Controlling or Demanding Behavior:
This could include things like telling you how to dress or act, wanting constant check-ins, isolating you from friends/family, insisting all time be spent together or making all the decisions. A controlling partner undermines personal autonomy and growth. Reconsider anyone who doesn’t respect your independence.
Manipulation and Lies:
Gaslighting, pathological lying, guilt trips and similar manipulation erodes self-confidence over time. Second guessing your perception of reality tears at mental wellbeing in harmful ways. Though we all make mistakes, repeated dishonesty destroys relationship foundations.

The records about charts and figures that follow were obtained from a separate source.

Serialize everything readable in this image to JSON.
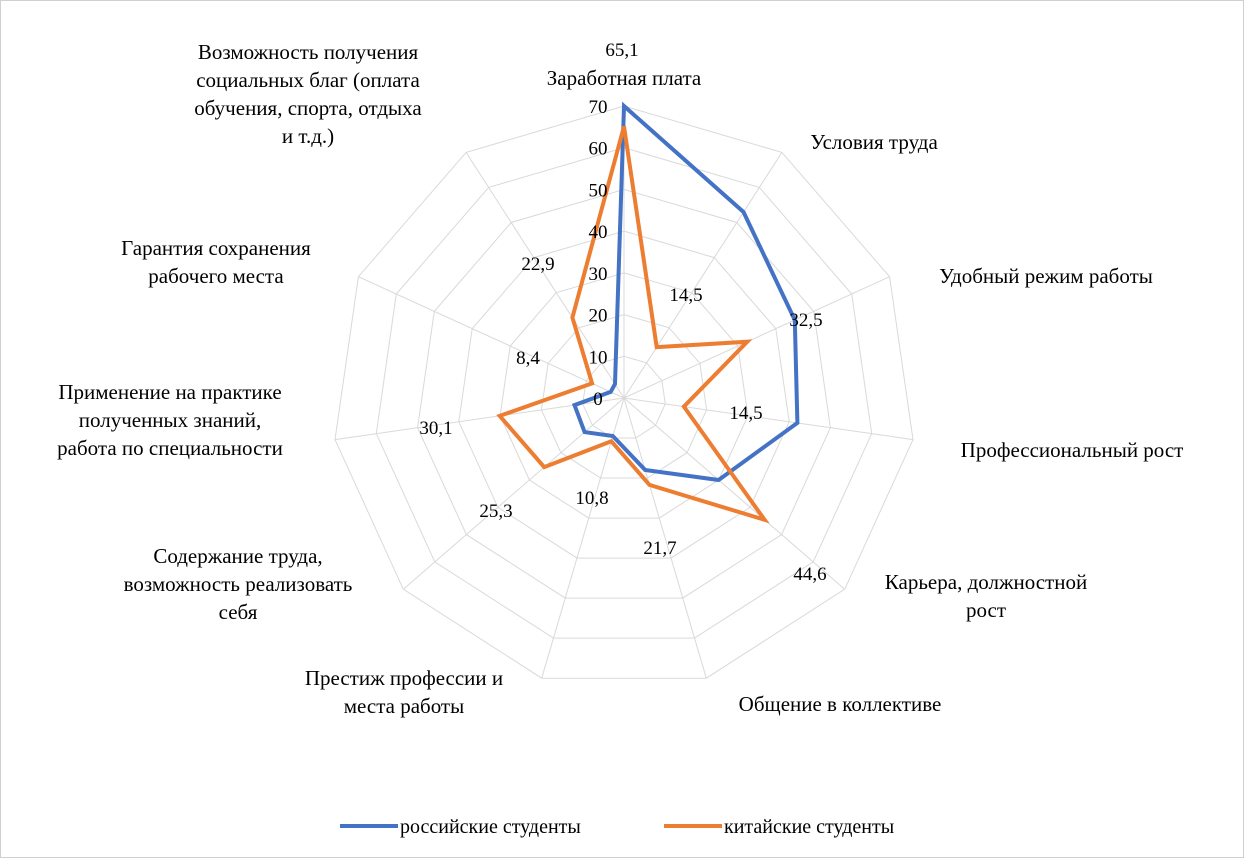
{
  "chart_data": {
    "type": "radar",
    "title": "",
    "categories": [
      [
        "Заработная плата"
      ],
      [
        "Условия труда"
      ],
      [
        "Удобный режим работы"
      ],
      [
        "Профессиональный рост"
      ],
      [
        "Карьера, должностной",
        "рост"
      ],
      [
        "Общение в коллективе"
      ],
      [
        "Престиж профессии и",
        "места работы"
      ],
      [
        "Содержание труда,",
        "возможность реализовать",
        "себя"
      ],
      [
        "Применение на практике",
        "полученных знаний,",
        "работа по специальности"
      ],
      [
        "Гарантия сохранения",
        "рабочего места"
      ],
      [
        "Возможность получения",
        "социальных благ (оплата",
        "обучения, спорта, отдыха",
        "и т.д.)"
      ]
    ],
    "rlim": [
      0,
      70
    ],
    "ticks": [
      "0",
      "10",
      "20",
      "30",
      "40",
      "50",
      "60",
      "70"
    ],
    "series": [
      {
        "name": "российские студенты",
        "color": "#4472C4",
        "values": [
          70,
          53,
          45,
          42,
          30,
          18,
          9.5,
          12.5,
          12,
          3.5,
          4
        ]
      },
      {
        "name": "китайские студенты",
        "color": "#ED7D31",
        "values": [
          65.1,
          14.5,
          32.5,
          14.5,
          44.6,
          21.7,
          10.8,
          25.3,
          30.1,
          8.4,
          22.9
        ],
        "labels": [
          "65,1",
          "14,5",
          "32,5",
          "14,5",
          "44,6",
          "21,7",
          "10,8",
          "25,3",
          "30,1",
          "8,4",
          "22,9"
        ]
      }
    ],
    "grid": true,
    "legend": "bottom"
  }
}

The Illusion of Perfection:
While it is natural to admire one’s mate, seeing them through the lens of constant perfection is a warning sign. Idolizing a spouse to the point where their imperfections are fully overlooked or dismissed can indicate a fear of facing reality in the relationship. This illusion of perfection hampers genuine connection by placing an unrealistic expectation on the partner to embody an ideal rather than being appreciated for who they truly are.
Different Core Values:
Relationships based on shared basic values are more likely to last. If you see significant disparities in your worldviews early on regarding finances, family planning, spirituality, or lifestyle goals, this indicates long-term incompatibility. Do not disregard gaps in the hopes that someone will change. Even after marriage, core values and beliefs tend to remain steady.